Caner Erkin konusuyla ilgili çok açıklama yaptım. Konuyu uzatmak istemiyorum. Tartıştıkça konunun cıvığı çıkıyor. Genel itibarıyla baktığımızda böyle konularda kulüp başkanı çıkar ve savunmaya geçer. Oyuncu da başka türlü konuşur, tüh dedim diyebilir. Ama bu görüntüler beni ve camiamı rahatsız etti. Yakışmadı. Oyuncuma da yakışmadı. Bizdeki disiplin neyi içeriyorsa en ağırını vereceğiz dedim. Peşinen oyuncumuz da çıkıp açıklama yaptı ve herkesten özür diliyorum dedi. Tam böyle normalin dışında yapılan bir hareket. Sanki bunu cezalandırırmış gibi bir karar verdiler ve disiplin yönetmeliğini değiştirdiler. Birçok maçta görüntüden yansıyan şeyler var. Buralardan ceza verirseniz, futbola zarar verirsiniz. Sahada işi yöneten hakemlerdir. Başka bir otorite koyarsanız hakeme de zarar verirsiniz.

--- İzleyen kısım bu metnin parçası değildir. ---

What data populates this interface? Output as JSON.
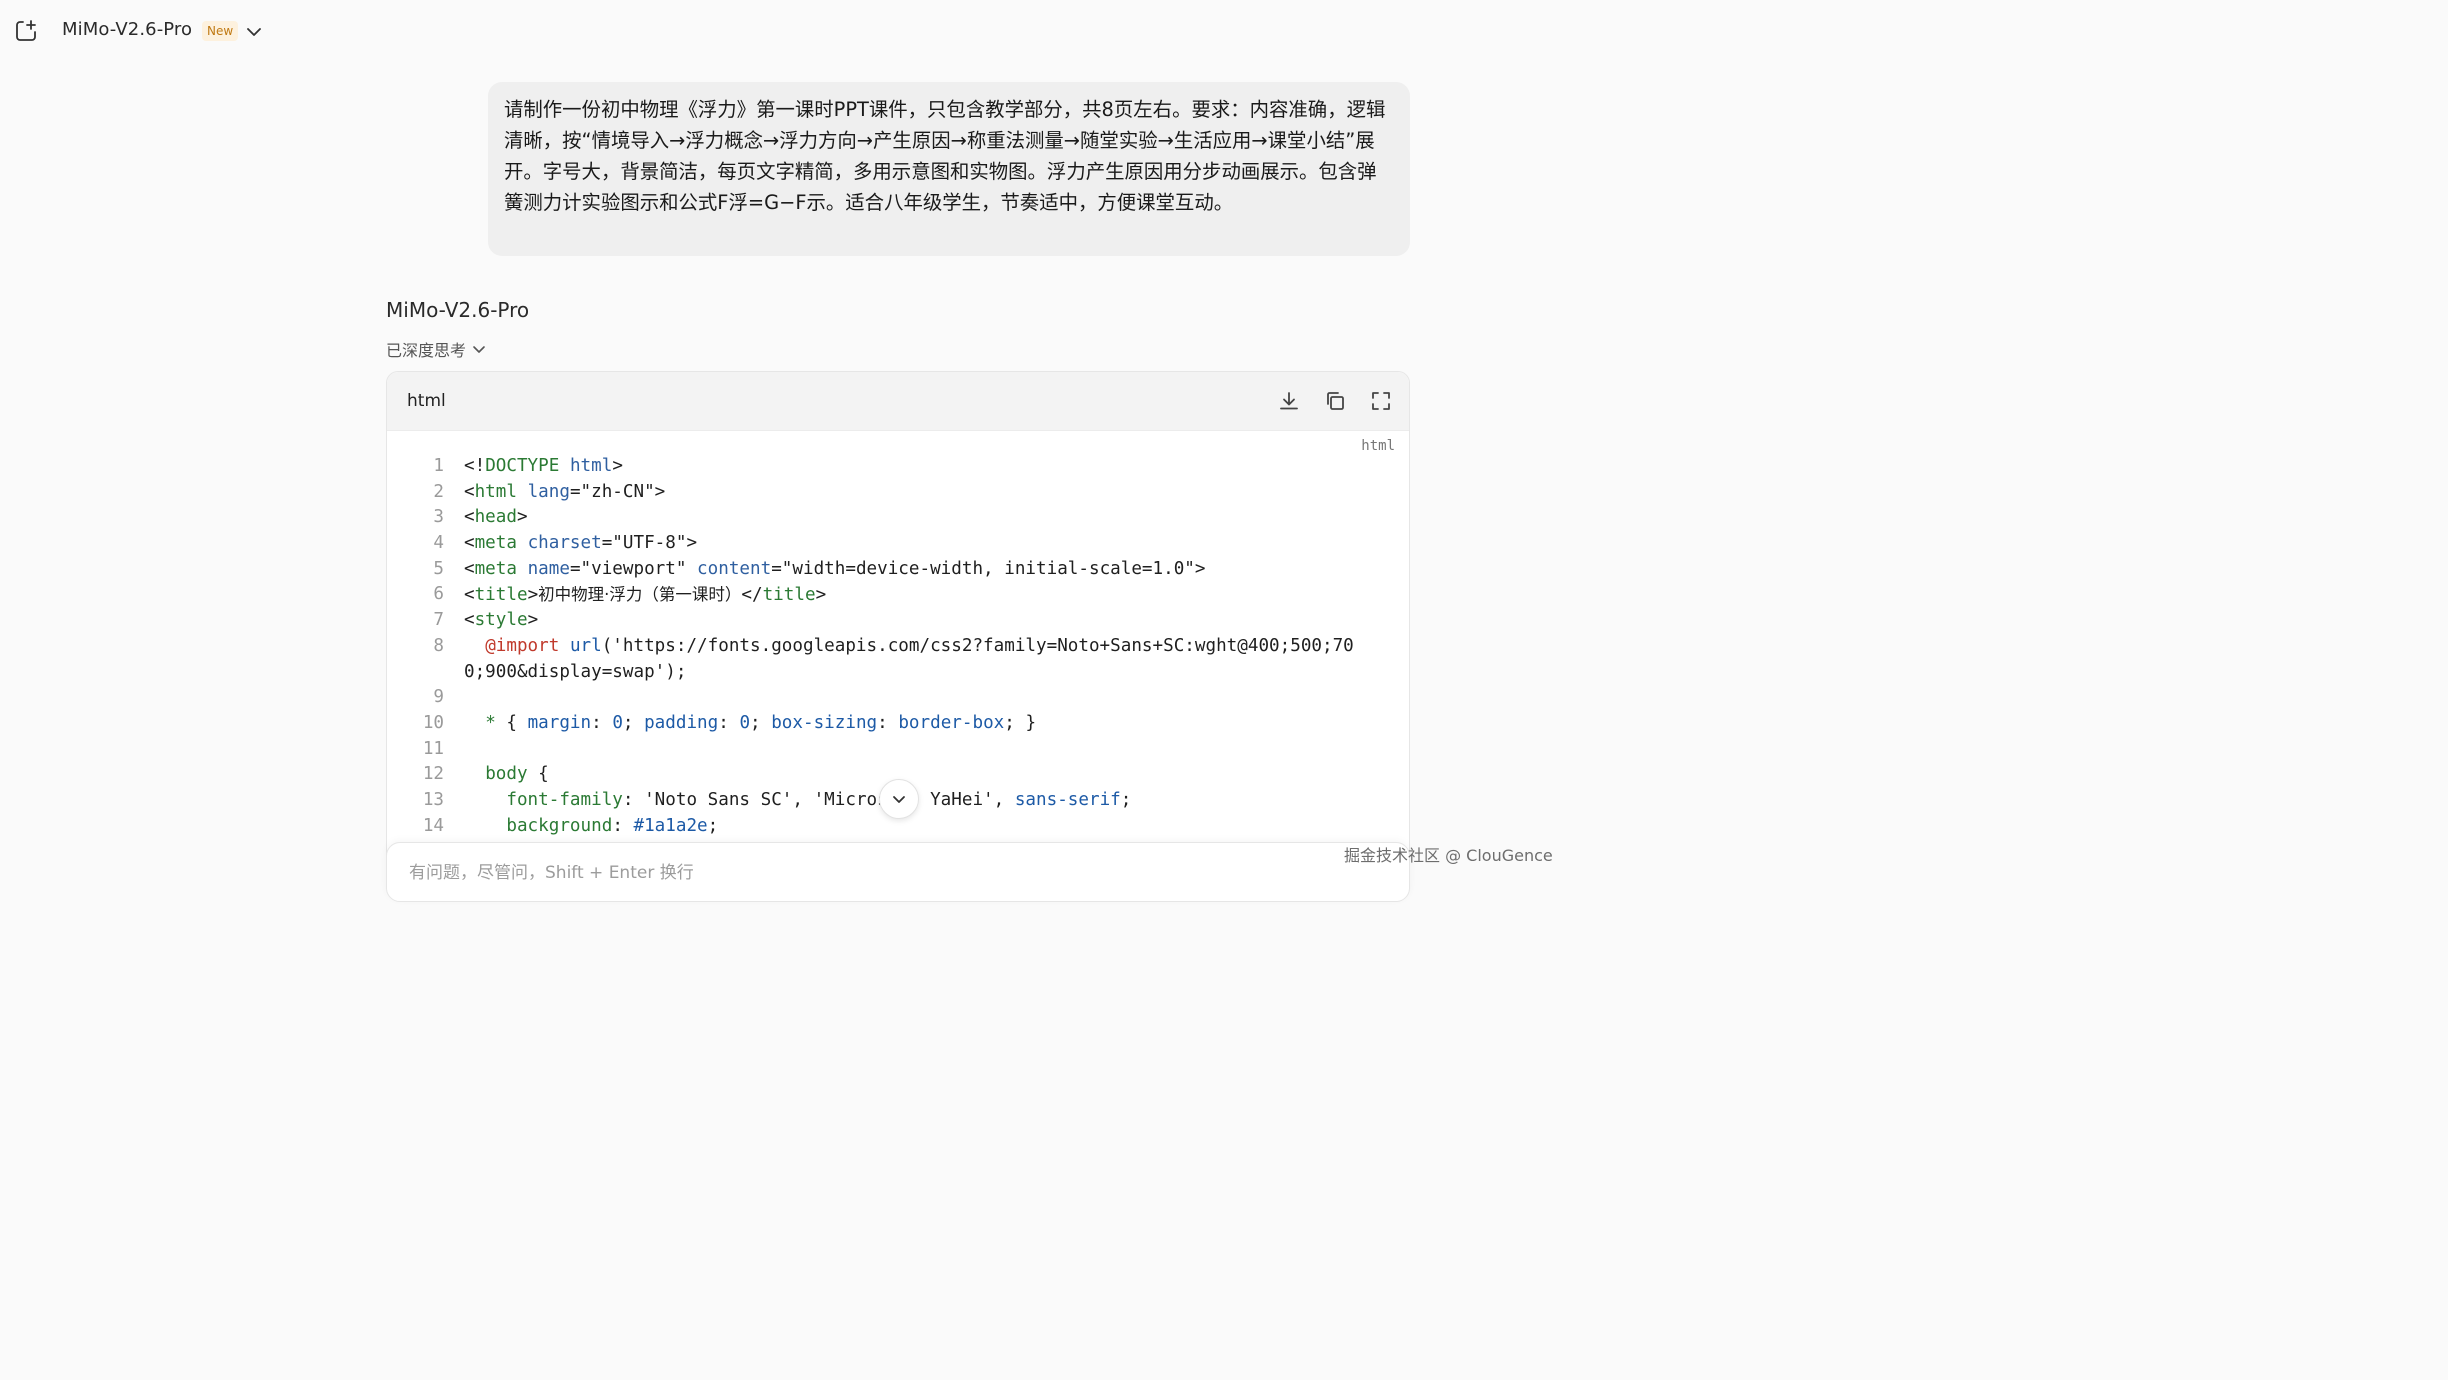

Görüntülerden ceza vermek doğru değil. Bize verdiniz, başkalarına da verin demek de yanlış. Ben bir tek şey söylüyorum. Hukuka göre karar verilsin. Kamuoyunun kararına göre karar vermeyin. Burada alınan kararlar, kamuoyu tepkisine göre veriliyor. Ondan rahatsız oluyorum. Türk sporunu iyileştirecek kurallar varsa ona göre karar verelim. Çalıştay düzenleniyor. Oralardan çıkacak fikirlere göre de hareket edersiniz. Futbol herkese lazım. Futbol kötü olduğunda yorumcuların da işi kötü oluyor. Spor programlarında ahlak seviyesini de düzgün tutmak, futbolu güzelleştirme tarafına gitmek lazım. Ben kurumum itibarıyla bu işe pozitif katkı sağlıyoruz. İnşallah düzelir diye umut ediyoruz.

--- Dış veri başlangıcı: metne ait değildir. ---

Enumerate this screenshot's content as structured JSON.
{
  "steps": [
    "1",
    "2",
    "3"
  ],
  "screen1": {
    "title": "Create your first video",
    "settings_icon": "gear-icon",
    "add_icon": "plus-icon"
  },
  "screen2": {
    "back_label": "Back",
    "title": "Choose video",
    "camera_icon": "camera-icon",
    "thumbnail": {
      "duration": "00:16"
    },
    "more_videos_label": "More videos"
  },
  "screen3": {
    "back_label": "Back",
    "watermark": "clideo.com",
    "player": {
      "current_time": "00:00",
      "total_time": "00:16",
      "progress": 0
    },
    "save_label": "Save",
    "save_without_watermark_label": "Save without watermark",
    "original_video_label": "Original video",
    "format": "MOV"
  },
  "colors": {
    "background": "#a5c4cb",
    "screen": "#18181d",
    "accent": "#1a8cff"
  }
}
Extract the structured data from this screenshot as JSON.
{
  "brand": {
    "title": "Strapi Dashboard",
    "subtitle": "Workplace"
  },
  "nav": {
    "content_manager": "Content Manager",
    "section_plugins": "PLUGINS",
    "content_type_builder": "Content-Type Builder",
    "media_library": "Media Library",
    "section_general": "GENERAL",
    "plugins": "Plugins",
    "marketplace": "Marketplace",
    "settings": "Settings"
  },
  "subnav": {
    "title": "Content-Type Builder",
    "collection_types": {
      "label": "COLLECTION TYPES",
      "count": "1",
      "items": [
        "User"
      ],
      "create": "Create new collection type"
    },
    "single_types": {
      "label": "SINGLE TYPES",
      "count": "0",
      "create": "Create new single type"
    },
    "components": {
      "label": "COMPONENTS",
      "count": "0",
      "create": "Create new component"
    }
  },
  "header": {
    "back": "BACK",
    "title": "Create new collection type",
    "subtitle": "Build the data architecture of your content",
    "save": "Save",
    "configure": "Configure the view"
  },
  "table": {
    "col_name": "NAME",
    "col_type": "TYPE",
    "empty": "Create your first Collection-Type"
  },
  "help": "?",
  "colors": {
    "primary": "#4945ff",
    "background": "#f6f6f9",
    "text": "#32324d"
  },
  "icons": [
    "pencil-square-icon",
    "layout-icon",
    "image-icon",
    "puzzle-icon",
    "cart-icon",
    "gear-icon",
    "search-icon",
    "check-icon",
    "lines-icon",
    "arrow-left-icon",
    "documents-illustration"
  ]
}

TFF başına iş alır demekten kastım şu; maç oynandıkça bunlar devam edecek. Futbolun içinde kızgınlıklar her ligde var. Siz en ufak bir şeyi aramaya başladığınız zaman iş farklı şeylere gider. Maç sevincine ceza… Hakeme yaptı, tribüne yaptı… 90.dakikada atılan gole elbette sevinecekler. Fenerbahçe maçında Kayserispor antrenörü yere düşmüş, sarılmışlar… Kayseri'nin hocası ne güzel sevindi. Tahrik ettiler, ceza verelim demek olur mu? İş farklı noktalara gider. Bundan bahsediyorum. Ceza verilirse ne yapabiliriz? Tepki göstermek için dünyayı ayağa kaldırırız dedim ceza verdiler.

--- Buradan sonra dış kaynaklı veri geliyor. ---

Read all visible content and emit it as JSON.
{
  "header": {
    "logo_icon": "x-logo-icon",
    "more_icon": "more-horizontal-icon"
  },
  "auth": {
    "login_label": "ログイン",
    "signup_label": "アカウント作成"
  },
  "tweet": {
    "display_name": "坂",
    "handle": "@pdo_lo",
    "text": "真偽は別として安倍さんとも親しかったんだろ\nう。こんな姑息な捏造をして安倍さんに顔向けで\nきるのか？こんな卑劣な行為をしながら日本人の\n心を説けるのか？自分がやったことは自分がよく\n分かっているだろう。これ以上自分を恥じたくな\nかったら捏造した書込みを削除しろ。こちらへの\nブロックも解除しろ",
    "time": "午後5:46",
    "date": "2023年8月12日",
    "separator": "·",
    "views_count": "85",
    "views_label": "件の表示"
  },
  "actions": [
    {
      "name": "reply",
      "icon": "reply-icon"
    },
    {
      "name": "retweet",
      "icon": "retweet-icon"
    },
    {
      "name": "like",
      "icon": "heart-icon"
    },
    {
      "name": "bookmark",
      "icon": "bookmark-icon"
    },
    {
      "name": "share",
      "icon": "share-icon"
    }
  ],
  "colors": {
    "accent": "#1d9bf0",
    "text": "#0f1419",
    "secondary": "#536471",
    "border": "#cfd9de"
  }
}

Sosyal medyadan bize ağır küfürler ediyorlar. Biz de şikayet ediyoruz. Biz bunlara maruz kalıyoruz. Dünyayı ayağa kaldırırız dedik diye bizi savcılığa çağırdılar. Bunlar iyi şeyler değil. Onu anlatmaya çalışıyorum. Biz bu ligi bundan evvelki senelerde neyse, yine hakemlerimizle oynuyoruz. Bu arkadaşlarımızla oynayacağız. Bizler, bu arkadaşlarla ligi götüreceğiz. Maalesef hakemlerde de kamuoyu baskısına göre maç yönetme durumu var. Çünkü çok konuşuluyor. Türkiye’de futbol kültürü çok oturmadı. Bir kulüp yöneticisi şahsımla ilgili çok ağır şeyler söyledi. İngiltere’de, Almanya’da ya da İspanya’da böyle bir şey olur mu? Futbol kültürüyle alakalı.
Maalesef bu kültür de seyirciyi, izleyiciyi kaçırıyor. Statlar niye boş? Kasımpaşa-Göztepe maçı vardı. İstanbul’un göbeğinde şahane bir stat. İki takımı da tutma şartınız yok. Hadi bir maç izlemeye gidelim diyebileceğiniz bir durum.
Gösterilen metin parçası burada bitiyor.